If one is constantly under stress, he or she cannot replenish and heal properly.

"Your chronic stress response may include some of the characteristics of the fight-or-flight response, not necessarily the entire physiological configuration," Mason observes.

As Western medicine is strictly limited to the physical evidence of human health, until quite recently, it has fails to include emotional and spiritual welfare as relevant to health.

In contrast, in traditional Chinese medicine, the perception of health has been preeminently predicated on harmony between mind and body.

For instance, in TCM, shen (usually translated as kidney, misleadingly, for shen is much more than kidney in Western medicine) is said to be one of the five organs that is responsible for producing "fire of life," or qi (vital energy), relating to human vigor, growth and reproduction.

A man who had overexpended this qi is said to suffer from shenkui; (kidney deficiency), with symptoms including insomnia, lethargy, dizziness, back pain and ringing in the ears. If you visit a doctor trained in Western medicine, he or she would probably reassure you that you do not have an underlying medical condition.

According to TCM, however, these symptoms can be important precursors, suggesting incipient ailment not only in the kidney, but in other internal organs as well, for the kidney's prime function is to nourish other organs.

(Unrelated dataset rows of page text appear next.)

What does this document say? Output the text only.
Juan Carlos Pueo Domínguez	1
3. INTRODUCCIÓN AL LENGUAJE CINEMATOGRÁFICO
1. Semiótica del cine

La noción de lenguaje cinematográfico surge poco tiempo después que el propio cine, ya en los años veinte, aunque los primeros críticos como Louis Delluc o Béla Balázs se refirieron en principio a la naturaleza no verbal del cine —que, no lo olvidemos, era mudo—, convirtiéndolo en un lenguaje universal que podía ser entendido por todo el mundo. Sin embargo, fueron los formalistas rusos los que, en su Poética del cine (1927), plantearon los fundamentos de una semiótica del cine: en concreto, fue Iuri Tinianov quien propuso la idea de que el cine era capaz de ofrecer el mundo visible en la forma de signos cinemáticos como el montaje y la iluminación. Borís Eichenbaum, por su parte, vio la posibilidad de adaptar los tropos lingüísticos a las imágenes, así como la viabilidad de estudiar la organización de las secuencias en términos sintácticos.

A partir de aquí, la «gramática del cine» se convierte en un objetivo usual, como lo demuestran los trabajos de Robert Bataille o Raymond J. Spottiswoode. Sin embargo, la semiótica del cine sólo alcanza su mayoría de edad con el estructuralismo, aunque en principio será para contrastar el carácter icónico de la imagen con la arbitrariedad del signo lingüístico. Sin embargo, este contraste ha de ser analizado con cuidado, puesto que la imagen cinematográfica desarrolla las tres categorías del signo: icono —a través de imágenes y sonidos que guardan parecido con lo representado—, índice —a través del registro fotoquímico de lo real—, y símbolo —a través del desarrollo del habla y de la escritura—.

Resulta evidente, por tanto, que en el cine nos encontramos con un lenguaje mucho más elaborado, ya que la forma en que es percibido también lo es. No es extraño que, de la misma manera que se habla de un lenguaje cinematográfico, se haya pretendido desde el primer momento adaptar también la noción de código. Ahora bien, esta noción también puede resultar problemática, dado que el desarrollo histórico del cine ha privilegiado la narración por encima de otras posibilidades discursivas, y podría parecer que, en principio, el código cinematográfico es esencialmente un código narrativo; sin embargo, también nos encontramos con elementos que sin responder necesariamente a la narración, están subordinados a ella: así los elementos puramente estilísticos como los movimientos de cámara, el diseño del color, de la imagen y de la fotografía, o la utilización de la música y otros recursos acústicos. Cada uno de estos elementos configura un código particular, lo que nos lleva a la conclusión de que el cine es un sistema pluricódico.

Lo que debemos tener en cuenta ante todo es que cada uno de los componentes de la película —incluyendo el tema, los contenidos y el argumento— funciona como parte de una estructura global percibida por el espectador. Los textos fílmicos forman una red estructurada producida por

In his book, Mason observes, "Stress is related, even though seemingly indirectly, to many ... diseases. Continually triggering the stress response for inappropriate situations causes wear and tear on the body."

So in Chinese qigong and TCM, how to regulate and facilitate the flow of qi within the body is crucial to health, and the usual methods to achieve this purpose include qigong and TCM.

Many approaches

In Mason's stress management guide book, deep breathing reaching one's diaphragm is the basis of all stress-reduction techniques.

As a matter of fact, the diaphragm concerns regions known in Chinese acupuncture as dantian, which includes four acupuncture points. One basic important qigong principle is how to push the qi to the dantian.

When you succeed in doing this, you will feel pleasurably warm and heavy. Mason explains this, mundanely, as due to increased blood flow and relaxed skeletal muscles.

In addition to explaining deep breathing, the author also summarizes a number of other techniques, which may benefit anyone suffering from undue stress in their working life or at home.

Biofeedback allows you to learn to use your subconscious to relieve stress.

Visualization processes can trick your body into believing it is relaxed.

Meditation trains your mind to focus and alters your sense of time. The keys are:

1. A quiet environment.

2. An object to focus on.

3. A passive attitude.

A passive attitude contrasts sharply with the active exercises that might add stress through demands of performance or competition.

Other techniques also include gentle exercise that moves and relaxes rigid muscles, and desensitizing techniques that are meant to overcome phobias and stressful situations.

Mason believes that "stress reduction, practiced on a regular basis, can help prevent, modify or eliminate the sources and symptoms of your physical complaints."